Tuesday June 11, 2013


How many times have we written people off because of some dispute in the distant past? Years pass and people mature and change; yet we cling to our old ways of seeing them. Events that took place have inflicted wounds that have not been allowed to heal for years or even decades. Sometimes, due to the pain we experienced, we were too afraid to approach the offender and communicate with them.  Had we done so, we might have found that we didn't see the situation clearly in the first place. It's probably time to sort out the truth.

Sometimes, based on what has already happened in our lives, we judge a present-day event pretty harshly. We transfer negative feelings from the past situation to the current event.  Making amends includes going back and reassessing an event or person with the intention of knowing truth, and offering healing and restoration. 

Make me truly happy by agreeing wholeheartedly with each other, loving one another, and working together with one mind and purpose. Don’t be selfish; don’t try to impress others. Be humble, thinking of others as better than yourselves. 
Don’t look out only for your own interests, 
but take an interest in others, too.  (Philippians 2:2-4 NLT)

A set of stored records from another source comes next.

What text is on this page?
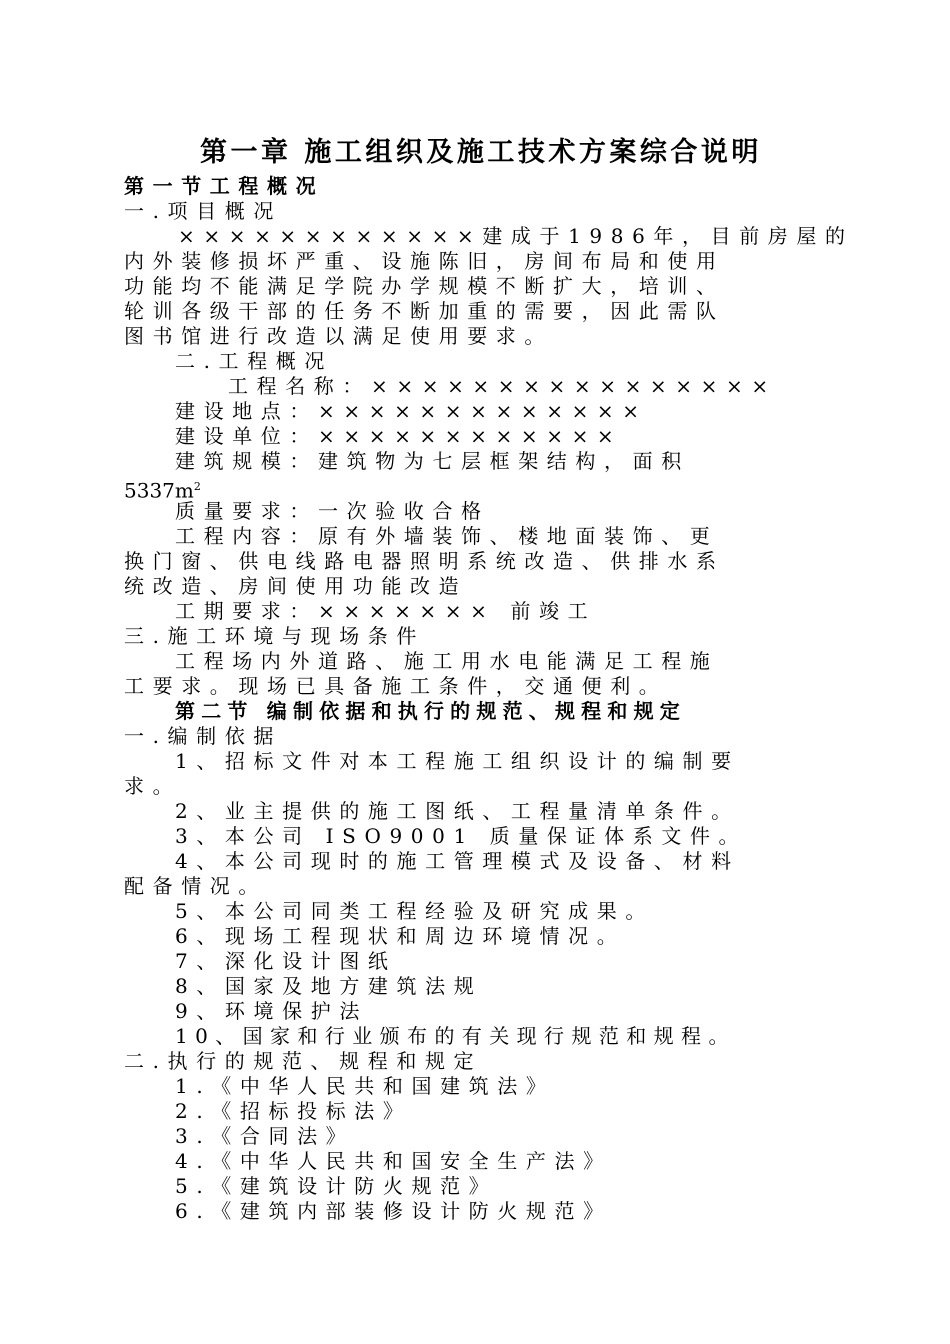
第一章 施工组织及施工技术方案综合说明
第一节工程概况
一.项目概况
××××××××××××建成于1986年，目前房屋的
内外装修损坏严重、设施陈旧，房间布局和使用
功能均不能满足学院办学规模不断扩大，培训、
轮训各级干部的任务不断加重的需要，因此需队
图书馆进行改造以满足使用要求。
二.工程概况
工程名称：××××××××××××××××
建设地点：×××××××××××××
建设单位：××××××××××××
建筑规模：建筑物为七层框架结构，面积
$5337m^2$
质量要求：一次验收合格
工程内容：原有外墙装饰、楼地面装饰、更
换门窗、供电线路电器照明系统改造、供排水系
统改造、房间使用功能改造
工期要求：××××××× 前竣工
三.施工环境与现场条件
工程场内外道路、施工用水电能满足工程施
工要求。现场已具备施工条件，交通便利。
第二节 编制依据和执行的规范、规程和规定
一.编制依据
1、招标文件对本工程施工组织设计的编制要
求。
2、业主提供的施工图纸、工程量清单条件。
3、本公司 ISO9001 质量保证体系文件。
4、本公司现时的施工管理模式及设备、材料
配备情况。
5、本公司同类工程经验及研究成果。
6、现场工程现状和周边环境情况。
7、深化设计图纸
8、国家及地方建筑法规
9、环境保护法
10、国家和行业颁布的有关现行规范和规程。
二.执行的规范、规程和规定
1.《中华人民共和国建筑法》
2.《招标投标法》
3.《合同法》
4.《中华人民共和国安全生产法》
5.《建筑设计防火规范》
6.《建筑内部装修设计防火规范》
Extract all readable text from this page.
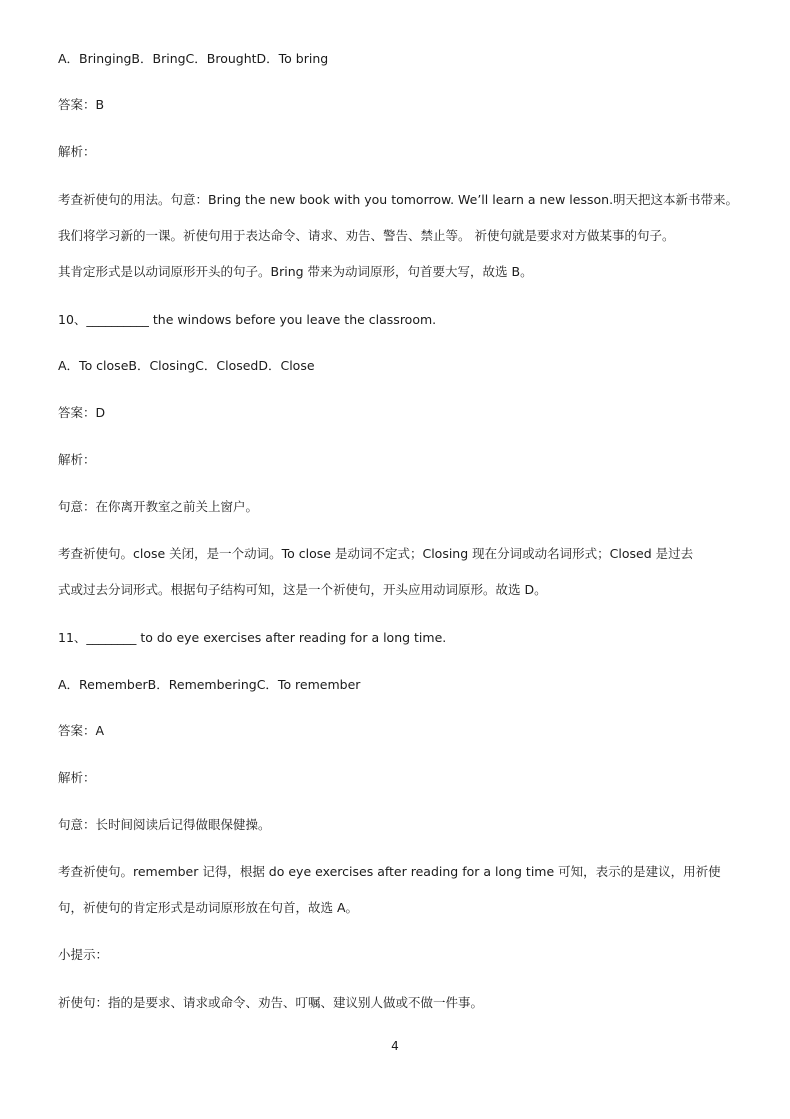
A．BringingB．BringC．BroughtD．To bring
答案：B
解析：
考查祈使句的用法。句意：Bring the new book with you tomorrow. We’ll learn a new lesson.明天把这本新书带来。
我们将学习新的一课。祈使句用于表达命令、请求、劝告、警告、禁止等。 祈使句就是要求对方做某事的句子。
其肯定形式是以动词原形开头的句子。Bring 带来为动词原形，句首要大写，故选 B。
10、__________ the windows before you leave the classroom.
A．To closeB．ClosingC．ClosedD．Close
答案：D
解析：
句意：在你离开教室之前关上窗户。
考查祈使句。close 关闭，是一个动词。To close 是动词不定式；Closing 现在分词或动名词形式；Closed 是过去
式或过去分词形式。根据句子结构可知，这是一个祈使句，开头应用动词原形。故选 D。
11、________ to do eye exercises after reading for a long time.
A．RememberB．RememberingC．To remember
答案：A
解析：
句意：长时间阅读后记得做眼保健操。
考查祈使句。remember 记得，根据 do eye exercises after reading for a long time 可知，表示的是建议，用祈使
句，祈使句的肯定形式是动词原形放在句首，故选 A。
小提示：
祈使句：指的是要求、请求或命令、劝告、叮嘱、建议别人做或不做一件事。
4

Paul and Barnabas traveled together on a missionary journey taking John Mark along as their assistant.  When things got tough, the young man deserted them and went home.  Later, Barnabas wanted to give John Mark another chance, but Paul refused.  Their disagreement over this was so sharp that they separated.  Much later in his life, Paul was put in prison.  During that time, he wrote to Timothy and asked for John Mark because Paul found John Mark's work to be helpful personally and in ministry.  The Bible doesn’t tell us how Paul came to change his opinion of John Mark.  Perhaps he realized that he hadn’t been completely fair.  Maybe John Mark had changed over the years.  At some point, though, they had re-established their relationship and repaired the emotional damage done.

Honesty, balance, and realism are essential tools to keep at hand as we approach the making of amends. Being flexible with our present-day view of past experiences we can often rebuild deeper and more loving relationships than we thought possible.